Comme toujours, le sélectionneur a l’oeil vif, la réponse maline, et une tonne de charisme sur son porte-bagages. Quel que soit l’auditoire face à lui, le Bâlois sait le séduire en quelques secondes, sans en faire des tonnes simplement en restant naturel. Murat Yakin dégage une grande confiance en lui, est sûr de ce qu’il fait, mais a le bon goût de ne jamais verser dans l’arrogance.

Un petit tacle glissé et délicat à Xherdan Shaqiri

La frontière est fine, mais il en maîtrise les subtilités, et a une grande qualité, très utile en conférence de presse: il ne s’agace d’aucune question et sait rebondir, même lorsqu’elles ne lui plaisent pas, comme ce lundi lorsqu’il a dû parler de Xherdan Shaqiri. Concrètement? Le sujet est revenu trois fois sur la table de la part des journalistes kosovars, ce qui est légitime. Les médias suisses n’abordent plus le sujet depuis plusieurs mois, tant l’affaire est classée, mais il est clair qu’au Kosovo, la question est d’actualité au vu des performances de «XS» avec le FC Bâle.

Photo: TOTO MARTI

Les trois fois, Murat Yakin, dont les relations avec son ancien numéro 10 sont fraîches, a répondu sans soupirer, soulignant les bonnes statistiques de Xherdan Shaqiri en club, mais rappelant aussi, calmement et fermement, que ce n’était pas lui qui avait fermé la porte. «Il a pris sa décision. Nous avons de très bons jeunes joueurs à son poste, comme Ruben Vargas, Dan Ndoye et Johan Manzambi, sans oublier Alvyn Sanches.» Il marque un temps de silence. Reprend. «La situation est satisfaisante aujourd’hui. Pour lui… mais aussi pour nous.» Tacle glissé impeccable, sans faire bouger la mèche et sans se salir. Propre.

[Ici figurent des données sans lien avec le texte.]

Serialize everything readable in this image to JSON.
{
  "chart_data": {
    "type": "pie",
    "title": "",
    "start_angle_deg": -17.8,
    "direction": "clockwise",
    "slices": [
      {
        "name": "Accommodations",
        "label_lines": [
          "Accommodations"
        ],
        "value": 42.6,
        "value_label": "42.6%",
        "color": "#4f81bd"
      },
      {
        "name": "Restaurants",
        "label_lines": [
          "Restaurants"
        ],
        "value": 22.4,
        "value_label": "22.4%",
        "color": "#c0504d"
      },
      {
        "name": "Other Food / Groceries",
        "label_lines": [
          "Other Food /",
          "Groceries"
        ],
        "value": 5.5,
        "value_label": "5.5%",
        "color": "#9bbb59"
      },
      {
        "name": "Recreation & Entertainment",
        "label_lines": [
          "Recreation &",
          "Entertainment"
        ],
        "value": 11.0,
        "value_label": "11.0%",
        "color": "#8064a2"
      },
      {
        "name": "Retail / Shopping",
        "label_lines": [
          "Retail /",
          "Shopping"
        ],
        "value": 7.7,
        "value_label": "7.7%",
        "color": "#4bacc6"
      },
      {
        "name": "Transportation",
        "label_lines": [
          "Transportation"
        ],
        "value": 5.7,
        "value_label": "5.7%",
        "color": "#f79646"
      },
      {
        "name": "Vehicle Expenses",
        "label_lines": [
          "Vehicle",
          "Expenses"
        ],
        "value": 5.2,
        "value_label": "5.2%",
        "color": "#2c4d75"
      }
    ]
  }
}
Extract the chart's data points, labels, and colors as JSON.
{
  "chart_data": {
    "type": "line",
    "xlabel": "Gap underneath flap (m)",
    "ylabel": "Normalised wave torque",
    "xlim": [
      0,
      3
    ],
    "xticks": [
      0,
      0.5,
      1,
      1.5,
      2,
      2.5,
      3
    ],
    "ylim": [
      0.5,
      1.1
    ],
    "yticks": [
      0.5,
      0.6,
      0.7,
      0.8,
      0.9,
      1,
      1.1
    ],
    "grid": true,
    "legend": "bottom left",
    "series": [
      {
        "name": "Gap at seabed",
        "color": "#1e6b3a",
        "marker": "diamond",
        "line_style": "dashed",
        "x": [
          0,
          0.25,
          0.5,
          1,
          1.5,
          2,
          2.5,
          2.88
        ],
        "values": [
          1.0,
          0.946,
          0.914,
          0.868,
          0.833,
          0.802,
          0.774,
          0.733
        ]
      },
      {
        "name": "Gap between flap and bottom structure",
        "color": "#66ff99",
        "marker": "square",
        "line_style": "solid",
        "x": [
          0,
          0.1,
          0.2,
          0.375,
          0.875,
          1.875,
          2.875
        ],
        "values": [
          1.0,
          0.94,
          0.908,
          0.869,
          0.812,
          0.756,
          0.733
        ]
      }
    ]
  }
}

Le fait est que Murat Yakin revient en vainqueur à Prishtina, deux ans après un dernier voyage bien plus compliqué pour lui et pour l’équipe de Suisse. A l’époque, la Suisse galérait dans les qualifications pour l’Euro, après avoir pourtant débuté de manière parfaite dans un groupe très abordable (Roumanie, Kosovo, Israël, Andorre, Biélorussie). Une perte de balle de Dan Ndoye dans les arrêts de jeu avait conduit à l’égalisation kosovare signée Vedat Muriqi et les deux points perdus avaient fait enrager Granit Xhaka, lequel était apparu très agacé face aux médias.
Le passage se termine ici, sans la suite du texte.